Кузьмич ходил по полю – каждый вечер, после работы, когда бригада расходилась. Ходил один. Трогал колосья. Считал зёрна в колосе – пальцами, на ладони, как считают деньги. Возвращался – молча. Ни слова.
Крюков спрашивал:
– Ну?
Кузьмич отвечал:
– Увидим.
«Увидим» – кузьмичёвское. Не «хорошо», не «плохо» – «увидим». Так говорит человек, который не хочет сглазить. Суеверие? Нет. Опыт. Земля – непредсказуема. Тридцать два в прошлом году не гарантировали тридцать пять в этом.

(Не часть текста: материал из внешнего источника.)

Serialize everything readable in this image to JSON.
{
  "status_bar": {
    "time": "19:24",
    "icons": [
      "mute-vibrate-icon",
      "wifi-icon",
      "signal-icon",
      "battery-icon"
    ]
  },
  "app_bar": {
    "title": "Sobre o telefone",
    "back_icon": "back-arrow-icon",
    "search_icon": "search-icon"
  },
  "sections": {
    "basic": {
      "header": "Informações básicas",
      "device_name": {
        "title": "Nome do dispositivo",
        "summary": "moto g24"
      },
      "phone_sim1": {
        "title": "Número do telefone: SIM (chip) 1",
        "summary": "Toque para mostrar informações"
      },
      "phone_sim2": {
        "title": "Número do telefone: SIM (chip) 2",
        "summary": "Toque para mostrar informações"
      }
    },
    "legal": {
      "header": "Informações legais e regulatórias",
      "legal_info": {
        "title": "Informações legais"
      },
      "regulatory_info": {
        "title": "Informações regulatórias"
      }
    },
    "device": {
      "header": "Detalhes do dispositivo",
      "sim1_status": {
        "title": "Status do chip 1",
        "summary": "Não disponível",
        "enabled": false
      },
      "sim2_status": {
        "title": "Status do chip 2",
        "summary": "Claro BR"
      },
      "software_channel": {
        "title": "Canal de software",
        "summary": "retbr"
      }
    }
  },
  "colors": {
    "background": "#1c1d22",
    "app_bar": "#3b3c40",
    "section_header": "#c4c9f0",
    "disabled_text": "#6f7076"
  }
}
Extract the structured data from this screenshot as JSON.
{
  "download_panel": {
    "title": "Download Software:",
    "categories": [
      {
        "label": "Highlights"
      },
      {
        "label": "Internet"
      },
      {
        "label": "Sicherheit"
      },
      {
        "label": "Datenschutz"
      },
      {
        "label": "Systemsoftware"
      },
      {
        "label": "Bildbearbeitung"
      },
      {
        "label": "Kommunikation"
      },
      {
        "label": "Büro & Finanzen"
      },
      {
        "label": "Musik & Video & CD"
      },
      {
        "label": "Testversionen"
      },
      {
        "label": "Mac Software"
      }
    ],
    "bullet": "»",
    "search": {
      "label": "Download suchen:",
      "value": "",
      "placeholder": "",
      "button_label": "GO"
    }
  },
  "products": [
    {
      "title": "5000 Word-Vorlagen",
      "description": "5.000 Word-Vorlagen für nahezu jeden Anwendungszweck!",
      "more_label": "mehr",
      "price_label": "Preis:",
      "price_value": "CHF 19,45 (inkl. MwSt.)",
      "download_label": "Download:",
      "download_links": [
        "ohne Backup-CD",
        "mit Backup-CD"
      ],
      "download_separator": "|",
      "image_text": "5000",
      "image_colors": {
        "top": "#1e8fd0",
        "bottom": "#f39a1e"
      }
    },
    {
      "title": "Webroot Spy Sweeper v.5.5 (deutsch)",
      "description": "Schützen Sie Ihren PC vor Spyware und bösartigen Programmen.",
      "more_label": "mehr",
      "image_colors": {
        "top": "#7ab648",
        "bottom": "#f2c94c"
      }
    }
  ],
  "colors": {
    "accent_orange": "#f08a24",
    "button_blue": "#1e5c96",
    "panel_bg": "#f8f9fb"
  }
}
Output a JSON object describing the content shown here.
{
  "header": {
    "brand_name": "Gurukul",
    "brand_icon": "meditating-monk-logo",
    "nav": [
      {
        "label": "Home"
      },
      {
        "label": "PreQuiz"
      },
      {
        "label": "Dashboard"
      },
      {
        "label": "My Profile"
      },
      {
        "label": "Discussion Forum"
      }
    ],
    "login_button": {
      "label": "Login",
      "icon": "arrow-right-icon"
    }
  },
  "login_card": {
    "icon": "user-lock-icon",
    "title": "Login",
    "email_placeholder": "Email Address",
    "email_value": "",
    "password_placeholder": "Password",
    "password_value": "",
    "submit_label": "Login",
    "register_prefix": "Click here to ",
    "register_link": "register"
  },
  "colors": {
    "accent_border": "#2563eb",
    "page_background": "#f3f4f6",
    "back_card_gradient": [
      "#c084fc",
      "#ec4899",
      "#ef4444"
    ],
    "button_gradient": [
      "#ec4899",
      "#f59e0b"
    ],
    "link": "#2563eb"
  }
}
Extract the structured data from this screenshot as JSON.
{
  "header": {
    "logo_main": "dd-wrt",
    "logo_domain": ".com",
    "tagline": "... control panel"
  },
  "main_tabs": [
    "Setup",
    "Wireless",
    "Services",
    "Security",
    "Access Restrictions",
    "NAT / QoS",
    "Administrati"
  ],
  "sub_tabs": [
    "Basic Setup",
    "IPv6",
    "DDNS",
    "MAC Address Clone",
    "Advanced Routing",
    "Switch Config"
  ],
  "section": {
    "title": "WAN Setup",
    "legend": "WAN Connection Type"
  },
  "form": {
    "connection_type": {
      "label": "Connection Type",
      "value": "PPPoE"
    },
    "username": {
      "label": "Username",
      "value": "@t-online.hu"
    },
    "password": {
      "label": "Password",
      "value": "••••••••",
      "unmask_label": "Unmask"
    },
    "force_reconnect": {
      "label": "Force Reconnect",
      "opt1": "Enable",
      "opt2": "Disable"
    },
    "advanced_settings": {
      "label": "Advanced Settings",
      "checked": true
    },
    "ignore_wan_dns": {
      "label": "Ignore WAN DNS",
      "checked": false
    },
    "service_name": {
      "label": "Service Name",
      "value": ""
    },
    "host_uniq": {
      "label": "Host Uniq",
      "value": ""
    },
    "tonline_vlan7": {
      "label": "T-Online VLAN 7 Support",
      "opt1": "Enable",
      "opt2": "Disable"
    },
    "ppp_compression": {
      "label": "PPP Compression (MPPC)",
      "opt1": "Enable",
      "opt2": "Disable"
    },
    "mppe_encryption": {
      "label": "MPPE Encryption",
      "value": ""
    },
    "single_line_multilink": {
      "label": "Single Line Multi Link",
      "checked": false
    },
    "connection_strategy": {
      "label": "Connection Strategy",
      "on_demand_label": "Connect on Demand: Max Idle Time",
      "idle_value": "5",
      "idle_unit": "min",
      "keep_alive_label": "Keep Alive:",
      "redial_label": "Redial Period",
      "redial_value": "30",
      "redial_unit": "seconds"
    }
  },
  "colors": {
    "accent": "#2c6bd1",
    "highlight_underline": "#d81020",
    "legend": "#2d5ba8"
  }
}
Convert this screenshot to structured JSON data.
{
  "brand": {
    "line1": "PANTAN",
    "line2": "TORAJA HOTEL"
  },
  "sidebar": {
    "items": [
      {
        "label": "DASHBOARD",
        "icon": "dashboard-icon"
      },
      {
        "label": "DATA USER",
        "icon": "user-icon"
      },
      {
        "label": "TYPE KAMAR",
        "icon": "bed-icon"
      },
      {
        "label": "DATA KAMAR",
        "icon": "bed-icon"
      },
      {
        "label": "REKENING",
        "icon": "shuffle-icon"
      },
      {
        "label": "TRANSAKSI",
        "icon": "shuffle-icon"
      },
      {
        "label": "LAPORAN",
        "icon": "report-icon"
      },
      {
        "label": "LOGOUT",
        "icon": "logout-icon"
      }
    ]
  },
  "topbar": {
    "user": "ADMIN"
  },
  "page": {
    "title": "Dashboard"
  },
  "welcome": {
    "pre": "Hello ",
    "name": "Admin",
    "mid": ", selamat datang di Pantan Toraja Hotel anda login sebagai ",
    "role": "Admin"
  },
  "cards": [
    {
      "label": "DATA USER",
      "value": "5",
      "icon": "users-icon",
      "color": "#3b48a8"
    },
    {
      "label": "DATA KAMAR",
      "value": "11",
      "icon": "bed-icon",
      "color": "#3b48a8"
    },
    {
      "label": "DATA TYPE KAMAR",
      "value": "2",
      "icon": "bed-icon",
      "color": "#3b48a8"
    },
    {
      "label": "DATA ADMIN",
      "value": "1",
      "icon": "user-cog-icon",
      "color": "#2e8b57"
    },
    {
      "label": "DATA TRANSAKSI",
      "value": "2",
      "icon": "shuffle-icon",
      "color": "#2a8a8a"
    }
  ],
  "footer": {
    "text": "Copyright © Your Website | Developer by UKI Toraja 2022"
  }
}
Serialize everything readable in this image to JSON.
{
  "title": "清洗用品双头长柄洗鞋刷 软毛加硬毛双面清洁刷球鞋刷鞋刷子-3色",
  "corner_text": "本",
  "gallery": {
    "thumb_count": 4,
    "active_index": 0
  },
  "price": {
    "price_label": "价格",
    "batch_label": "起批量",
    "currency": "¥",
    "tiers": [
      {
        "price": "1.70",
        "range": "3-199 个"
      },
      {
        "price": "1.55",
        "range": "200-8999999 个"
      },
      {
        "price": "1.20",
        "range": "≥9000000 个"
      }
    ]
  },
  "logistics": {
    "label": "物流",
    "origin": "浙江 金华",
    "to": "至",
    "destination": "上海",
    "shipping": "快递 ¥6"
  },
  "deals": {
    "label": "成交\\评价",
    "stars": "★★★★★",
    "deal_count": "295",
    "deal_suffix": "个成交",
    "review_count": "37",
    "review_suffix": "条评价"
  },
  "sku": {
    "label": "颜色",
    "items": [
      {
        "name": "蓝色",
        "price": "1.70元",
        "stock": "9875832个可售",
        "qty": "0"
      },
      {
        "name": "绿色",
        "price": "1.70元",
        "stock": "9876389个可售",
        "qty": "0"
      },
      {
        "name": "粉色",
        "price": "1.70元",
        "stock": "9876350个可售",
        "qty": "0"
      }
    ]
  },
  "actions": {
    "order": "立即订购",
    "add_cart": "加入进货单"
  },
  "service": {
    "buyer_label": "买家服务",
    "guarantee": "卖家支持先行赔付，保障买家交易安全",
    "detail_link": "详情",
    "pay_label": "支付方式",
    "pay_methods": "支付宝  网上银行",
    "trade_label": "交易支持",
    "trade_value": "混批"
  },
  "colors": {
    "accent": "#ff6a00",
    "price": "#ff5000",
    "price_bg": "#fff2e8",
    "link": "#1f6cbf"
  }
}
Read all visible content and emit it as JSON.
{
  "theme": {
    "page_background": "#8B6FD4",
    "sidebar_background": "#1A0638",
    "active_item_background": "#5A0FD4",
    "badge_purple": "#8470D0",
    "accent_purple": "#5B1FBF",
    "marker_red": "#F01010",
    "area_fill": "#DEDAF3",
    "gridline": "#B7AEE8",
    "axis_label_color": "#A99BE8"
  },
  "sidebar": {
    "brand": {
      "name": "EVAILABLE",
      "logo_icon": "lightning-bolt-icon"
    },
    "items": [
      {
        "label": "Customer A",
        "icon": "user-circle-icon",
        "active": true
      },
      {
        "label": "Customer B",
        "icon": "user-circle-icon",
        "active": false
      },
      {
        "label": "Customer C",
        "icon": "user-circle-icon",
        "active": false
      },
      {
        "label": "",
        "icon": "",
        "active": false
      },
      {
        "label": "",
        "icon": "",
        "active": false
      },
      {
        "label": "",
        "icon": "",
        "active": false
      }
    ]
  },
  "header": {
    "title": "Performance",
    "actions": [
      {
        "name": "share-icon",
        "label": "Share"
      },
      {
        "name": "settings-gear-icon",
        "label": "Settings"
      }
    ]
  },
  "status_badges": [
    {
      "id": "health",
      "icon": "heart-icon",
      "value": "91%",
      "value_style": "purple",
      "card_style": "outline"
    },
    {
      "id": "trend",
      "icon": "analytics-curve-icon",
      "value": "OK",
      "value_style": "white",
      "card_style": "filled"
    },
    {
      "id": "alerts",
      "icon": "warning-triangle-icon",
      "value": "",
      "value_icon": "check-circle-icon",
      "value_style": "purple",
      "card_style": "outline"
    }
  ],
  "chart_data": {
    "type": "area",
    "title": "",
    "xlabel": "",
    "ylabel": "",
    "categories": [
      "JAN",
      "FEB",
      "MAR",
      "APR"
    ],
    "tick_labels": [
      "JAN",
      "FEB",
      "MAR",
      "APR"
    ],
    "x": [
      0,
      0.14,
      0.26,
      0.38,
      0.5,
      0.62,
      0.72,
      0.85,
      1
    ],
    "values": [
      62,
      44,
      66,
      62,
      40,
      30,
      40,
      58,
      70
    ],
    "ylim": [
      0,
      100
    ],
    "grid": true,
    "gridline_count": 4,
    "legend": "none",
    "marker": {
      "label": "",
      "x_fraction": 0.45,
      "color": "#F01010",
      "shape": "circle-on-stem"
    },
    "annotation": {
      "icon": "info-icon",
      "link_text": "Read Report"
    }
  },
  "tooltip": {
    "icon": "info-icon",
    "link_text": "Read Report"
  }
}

Погода могла подвести. Дождь – не вовремя. Засуха – в июле. Град – в августе. Тысяча факторов, из которых человек контролирует – десять. Остальные – природа.
Природа – в этом году – была на стороне Кузьмича. Или – не на стороне, а – не против. Дожди – вовремя, не слишком, не мало. Солнце – достаточно. Жары – не было (июль – тёплый, не горячий). Условия – идеальные. Насколько «идеальные» бывают в Курской области, где идеал – это когда ничего не случилось.
Ничего не случилось.
Уборку поля четырнадцать Кузьмич начал – последним. Не первым, как в прошлом году, – последним. Сначала – остальные участки бригады: убрал, обмолотил, сдал на ток. Всё – чисто. Потом – поле четырнадцать. Отдельно. Как – финал. Как – экзамен.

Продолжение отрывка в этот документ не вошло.